Energy efficiency relies on data
To improve energy efficiency in buildings of course, energy service providers and consultants need data on a building’s energy usage. The second stage of the World Green Building Council’s Commitment is ‘Disclose — Measure, disclose and assess annual asset and portfolio energy demand and carbon emissions.’ But before you can disclose what your current carbon emissions are, you first need to be able to measure them accurately.
The problem is, as we’ve outlined in previous blogs, getting hold of good energy data for your buildings is a real challenge. This is largely because of the way the industry is structured and the complex relationships between utility suppliers, meter operators, and data collectors.

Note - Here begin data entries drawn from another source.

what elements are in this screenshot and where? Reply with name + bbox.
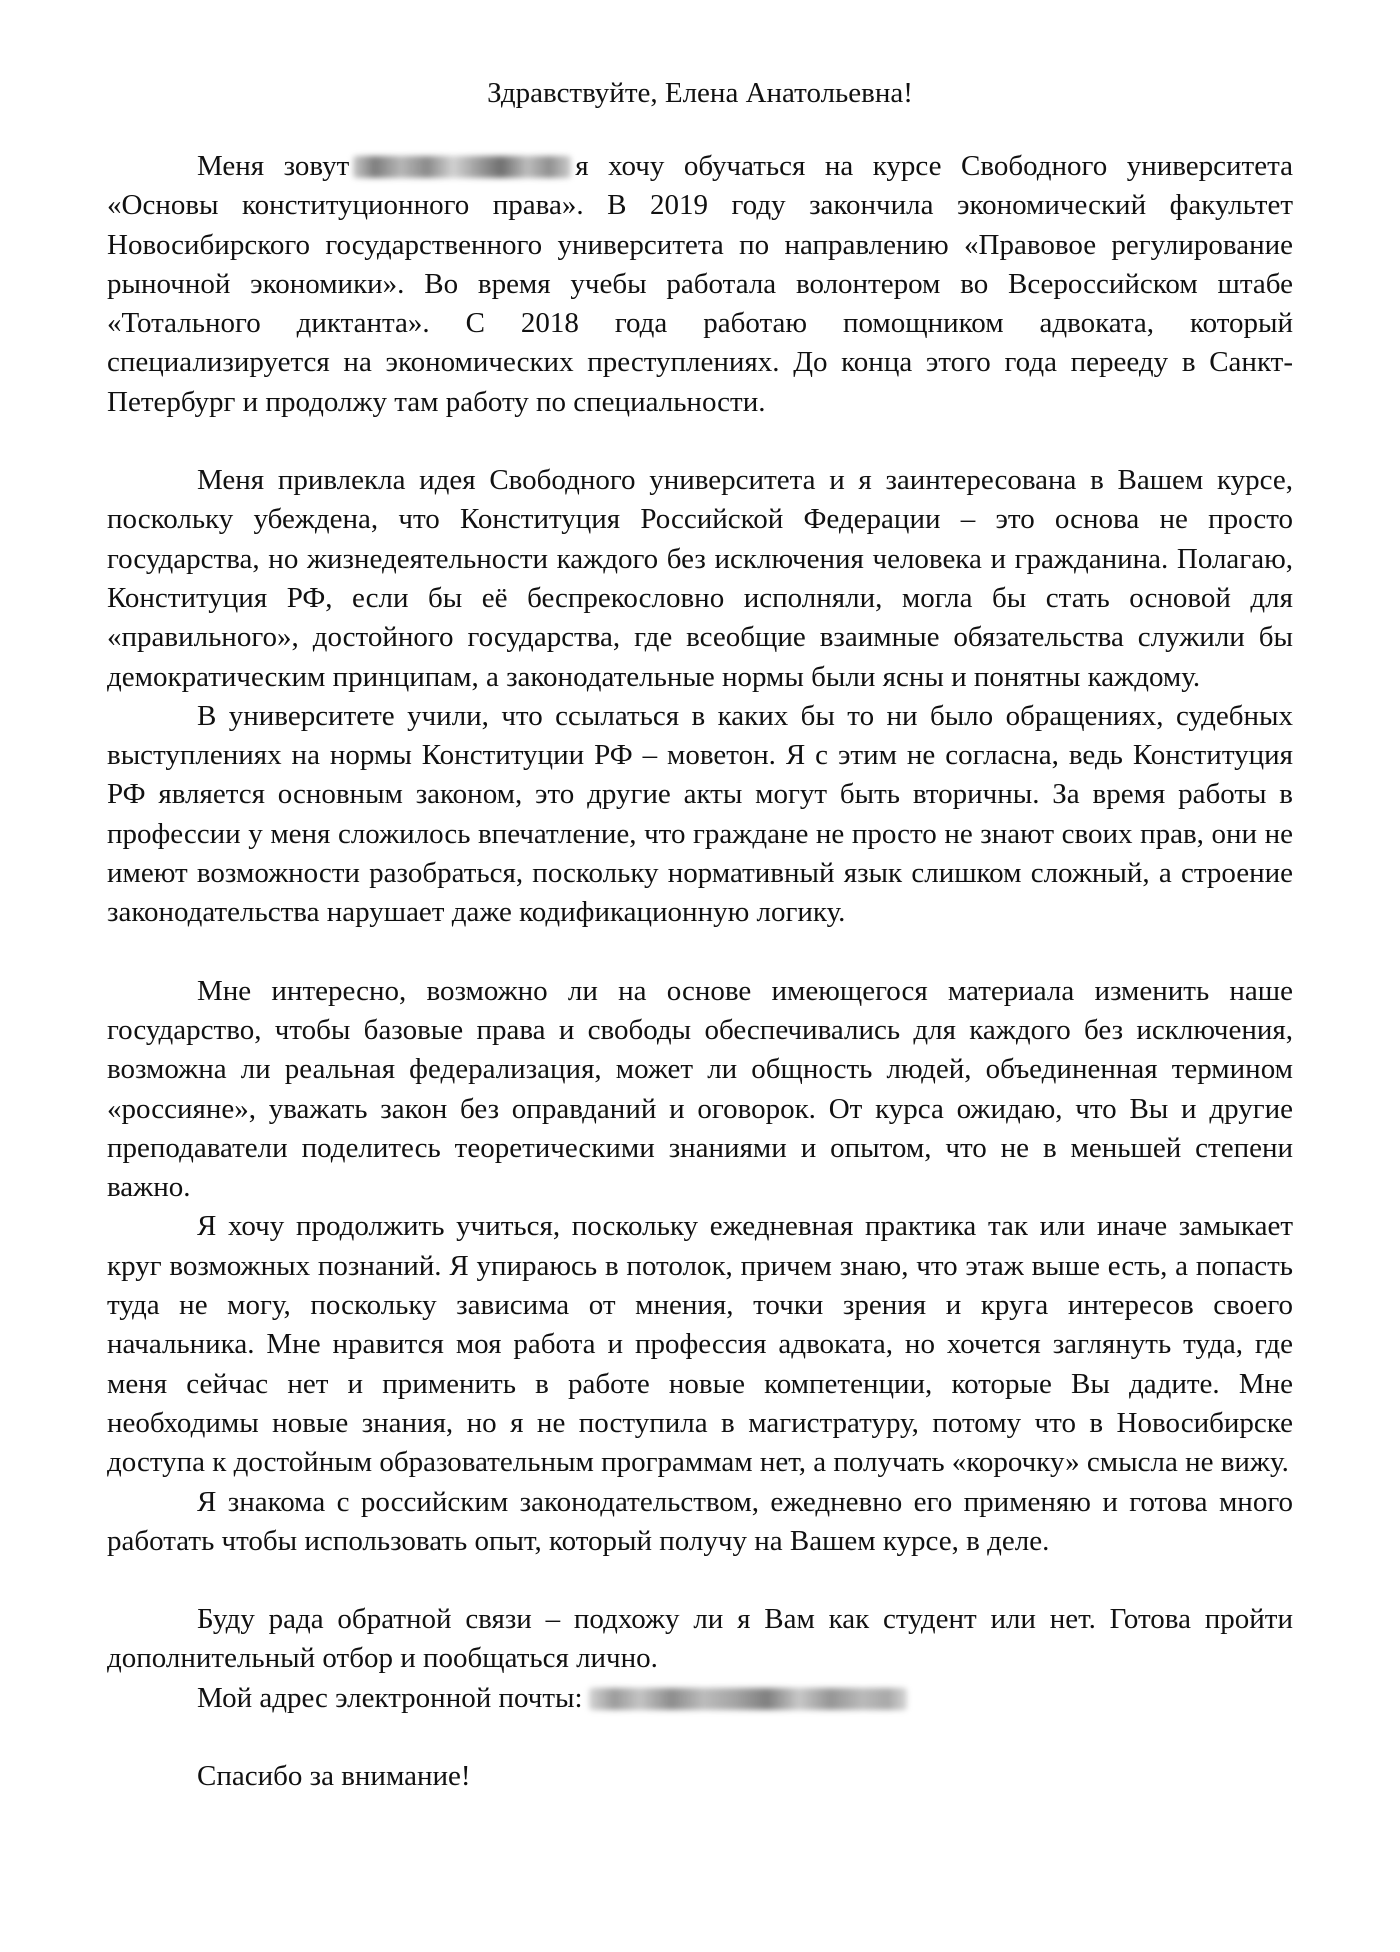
letter-closing: Спасибо за внимание!: [197, 1759, 471, 1792]
redacted-name-block: [353, 156, 571, 178]
redacted-email-block: [589, 1688, 907, 1710]
letter-greeting: Здравствуйте, Елена Анатольевна!: [487, 77, 913, 109]
paragraph-university-experience: В университете учили, что ссылаться в каких бы то ни было обращениях, судебных выступлениях на нормы Конституции РФ – моветон. Я с этим не согласна, ведь Конституция РФ является основным законом, это другие акты могут быть вторичны. За время работы в профессии у меня сложилось впечатление, что граждане не просто не знают своих прав, они не имеют возможности разобраться, поскольку нормативный язык слишком сложный, а строение законодательства нарушает даже кодификационную логику.: [107, 699, 1293, 929]
paragraph-introduction: [107, 147, 1293, 422]
paragraph-continue-learning: Я хочу продолжить учиться, поскольку ежедневная практика так или иначе замыкает круг возможных познаний. Я упираюсь в потолок, причем знаю, что этаж выше есть, а попасть туда не могу, поскольку зависима от мнения, точки зрения и круга интересов своего начальника. Мне нравится моя работа и профессия адвоката, но хочется заглянуть туда, где меня сейчас нет и применить в работе новые компетенции, которые Вы дадите. Мне необходимы новые знания, но я не поступила в магистратуру, потому что в Новосибирске доступа к достойным образовательным программам нет, а получать «корочку» смысла не вижу.: [107, 1210, 1293, 1479]
letter-body: [107, 147, 1293, 1796]
paragraph-motivation: Меня привлекла идея Свободного университета и я заинтересована в Вашем курсе, поскольку убеждена, что Конституция Российской Федерации – это основа не просто государства, но жизнедеятельности каждого без исключения человека и гражданина. Полагаю, Конституция РФ, если бы её беспрекословно исполняли, могла бы стать основой для «правильного», достойного государства, где всеобщие взаимные обязательства служили бы демократическим принципам, а законодательные нормы были ясны и понятны каждому.: [107, 464, 1293, 693]
paragraph-feedback-request: Буду рада обратной связи – подхожу ли я Вам как студент или нет. Готова пройти дополнительный отбор и пообщаться лично.: [107, 1603, 1293, 1675]
email-line: [107, 1679, 1293, 1718]
intro-before-name: Меня зовут: [197, 150, 350, 182]
paragraph-legislation-knowledge: Я знакома с российским законодательством, ежедневно его применяю и готова много работать чтобы использовать опыт, который получу на Вашем курсе, в деле.: [107, 1485, 1293, 1557]
email-label: Мой адрес электронной почты:: [197, 1681, 583, 1714]
paragraph-course-expectations: Мне интересно, возможно ли на основе имеющегося материала изменить наше государство, чтобы базовые права и свободы обеспечивались для каждого без исключения, возможна ли реальная федерализация, может ли общность людей, объединенная термином «россияне», уважать закон без оправданий и оговорок. От курса ожидаю, что Вы и другие преподаватели поделитесь теоретическими знаниями и опытом, что не в меньшей степени важно.: [107, 974, 1293, 1204]
intro-after-name: я хочу обучаться на курсе Свободного университета «Основы конституционного права». В 2019 году закончила экономический факультет Новосибирского государственного университета по направлению «Правовое регулирование рыночной экономики». Во время учебы работала волонтером во Всероссийском штабе «Тотального диктанта». С 2018 года работаю помощником адвоката, который специализируется на экономических преступлениях. До конца этого года перееду в Санкт-Петербург и продолжу там работу по специальности.: [107, 150, 1293, 418]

The technology and infrastructure exist to provide usage data at half-hourly resolution on a daily basis, but the reality is that this data isn’t getting through to the right people — facilities managers, energy management consultants, and sustainability experts.

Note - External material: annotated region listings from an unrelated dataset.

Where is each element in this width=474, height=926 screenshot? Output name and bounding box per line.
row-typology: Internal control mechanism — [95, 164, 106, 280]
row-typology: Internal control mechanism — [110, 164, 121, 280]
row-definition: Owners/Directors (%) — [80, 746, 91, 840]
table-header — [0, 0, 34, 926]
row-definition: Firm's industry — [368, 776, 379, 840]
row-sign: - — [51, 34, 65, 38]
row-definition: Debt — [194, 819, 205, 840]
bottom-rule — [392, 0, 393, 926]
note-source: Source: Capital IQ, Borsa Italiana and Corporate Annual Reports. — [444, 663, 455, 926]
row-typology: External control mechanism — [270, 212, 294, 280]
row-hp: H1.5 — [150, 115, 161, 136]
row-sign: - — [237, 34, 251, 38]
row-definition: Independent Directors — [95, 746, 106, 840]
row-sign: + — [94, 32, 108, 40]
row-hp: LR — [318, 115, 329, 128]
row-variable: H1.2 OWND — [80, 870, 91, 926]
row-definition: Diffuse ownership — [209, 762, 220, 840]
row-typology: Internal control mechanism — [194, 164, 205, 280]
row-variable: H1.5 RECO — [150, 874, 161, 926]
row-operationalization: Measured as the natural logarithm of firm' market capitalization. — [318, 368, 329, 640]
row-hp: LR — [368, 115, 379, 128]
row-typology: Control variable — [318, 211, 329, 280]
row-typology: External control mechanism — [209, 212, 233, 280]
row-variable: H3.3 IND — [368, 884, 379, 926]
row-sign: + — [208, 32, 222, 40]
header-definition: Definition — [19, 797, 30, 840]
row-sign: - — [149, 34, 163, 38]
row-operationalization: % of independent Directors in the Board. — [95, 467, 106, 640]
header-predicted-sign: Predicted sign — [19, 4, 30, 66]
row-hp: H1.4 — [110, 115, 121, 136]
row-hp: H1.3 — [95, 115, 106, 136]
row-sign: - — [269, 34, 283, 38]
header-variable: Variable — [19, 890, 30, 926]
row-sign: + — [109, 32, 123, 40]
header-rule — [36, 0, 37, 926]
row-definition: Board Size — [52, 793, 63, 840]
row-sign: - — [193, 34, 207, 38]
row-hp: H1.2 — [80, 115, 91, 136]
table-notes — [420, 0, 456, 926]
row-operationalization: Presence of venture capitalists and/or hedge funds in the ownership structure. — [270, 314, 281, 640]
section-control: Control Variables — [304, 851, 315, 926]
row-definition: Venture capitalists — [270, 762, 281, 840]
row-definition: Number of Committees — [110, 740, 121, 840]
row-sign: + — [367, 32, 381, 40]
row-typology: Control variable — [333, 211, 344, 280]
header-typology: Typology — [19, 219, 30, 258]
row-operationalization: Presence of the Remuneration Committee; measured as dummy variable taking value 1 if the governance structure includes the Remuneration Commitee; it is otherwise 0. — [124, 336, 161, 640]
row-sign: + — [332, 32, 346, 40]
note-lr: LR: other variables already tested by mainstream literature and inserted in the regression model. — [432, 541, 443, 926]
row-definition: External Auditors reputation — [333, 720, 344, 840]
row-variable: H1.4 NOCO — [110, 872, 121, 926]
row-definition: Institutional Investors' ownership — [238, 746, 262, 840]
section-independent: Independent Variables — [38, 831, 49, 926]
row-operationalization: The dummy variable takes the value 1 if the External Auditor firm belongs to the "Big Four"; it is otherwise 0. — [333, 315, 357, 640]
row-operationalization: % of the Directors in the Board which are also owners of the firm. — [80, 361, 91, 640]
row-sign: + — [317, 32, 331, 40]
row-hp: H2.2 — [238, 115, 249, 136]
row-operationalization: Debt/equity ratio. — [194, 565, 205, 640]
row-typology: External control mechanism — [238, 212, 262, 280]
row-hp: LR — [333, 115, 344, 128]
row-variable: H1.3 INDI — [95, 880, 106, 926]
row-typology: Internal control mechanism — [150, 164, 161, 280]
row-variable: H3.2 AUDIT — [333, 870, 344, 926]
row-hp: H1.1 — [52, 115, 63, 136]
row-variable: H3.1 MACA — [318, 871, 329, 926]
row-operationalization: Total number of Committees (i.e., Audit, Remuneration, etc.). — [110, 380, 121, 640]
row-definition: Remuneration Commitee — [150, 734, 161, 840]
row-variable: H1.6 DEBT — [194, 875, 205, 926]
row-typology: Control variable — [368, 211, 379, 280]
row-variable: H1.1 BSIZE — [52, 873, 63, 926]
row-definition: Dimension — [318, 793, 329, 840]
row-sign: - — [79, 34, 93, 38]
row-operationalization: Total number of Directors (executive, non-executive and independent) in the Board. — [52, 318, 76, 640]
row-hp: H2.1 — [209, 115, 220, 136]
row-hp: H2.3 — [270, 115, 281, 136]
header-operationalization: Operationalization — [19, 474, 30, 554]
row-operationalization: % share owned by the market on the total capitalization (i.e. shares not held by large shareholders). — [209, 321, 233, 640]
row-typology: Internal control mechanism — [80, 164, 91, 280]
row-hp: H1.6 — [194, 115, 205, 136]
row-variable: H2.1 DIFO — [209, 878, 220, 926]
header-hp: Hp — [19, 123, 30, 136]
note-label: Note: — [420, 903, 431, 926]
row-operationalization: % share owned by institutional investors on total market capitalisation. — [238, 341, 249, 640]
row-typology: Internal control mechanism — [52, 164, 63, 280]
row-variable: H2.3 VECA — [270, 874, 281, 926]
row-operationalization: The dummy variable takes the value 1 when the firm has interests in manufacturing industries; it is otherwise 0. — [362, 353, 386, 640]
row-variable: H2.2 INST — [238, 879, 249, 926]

How to get better quality energy data
The solution to this problem has two parts. Firstly, you need to be able to setup and maintain high quality data feeds. The best way to do this is for the manager of the building to directly appoint a data collector of their choice, rather than one that’s been automatically appointed by the utility supplier. This way they can ensure they select a data collector who understands the importance of reliable data at half-hourly resolution, and can provide it to them over a long period of time — we’d suggest a contract that lasts three to five years.
Secondly, you need advanced energy data management software for buildings. This can automatically collect all of the data, aggregate it and present it in a way that can be quickly and easily understood — through charts, graphs, maps and gauges. This ensures you spend much less time maintaining a multitude of data sources and dealing with data providers, and much more time on generating insights and outcomes that can help you improve energy efficiency.
The Fabriq platform can help with both parts of the solution. Uniquely, it has a specific module dedicated to the management of data feeds. As part of our onboarding process, we’ll help you set this up correctly and provide comprehensive training on how to maintain your data inputs.
We can also advise you on the process of finding a good data collector so you can secure high quality energy data for your buildings over the next few years. We’ve worked with many data collectors and have developed strong relationships with the key players.
What Low Carbon Alliance is doing
One of our newest clients, Low Carbon Alliance (LCA), has recognised the importance of getting better quality energy data first. LCA helps organisations reduce carbon emissions from property, energy and transport, through a wide range of services — from assessing energy efficiency to integrating renewable energy into buildings and establishing Corporate Power Purchase Agreements (CPPAs).
LCA has a framework to help guide its clients towards net zero carbon, which starts with these two steps:
- Monitor and measure energy-use in real-time on an overall portfolio and individual asset level
- Identify how to reduce operational energy use now and in the future.
It uses the Fabriq energy data management platform to help its clients with step 1 and to monitor the success of any measures put in place during step 2.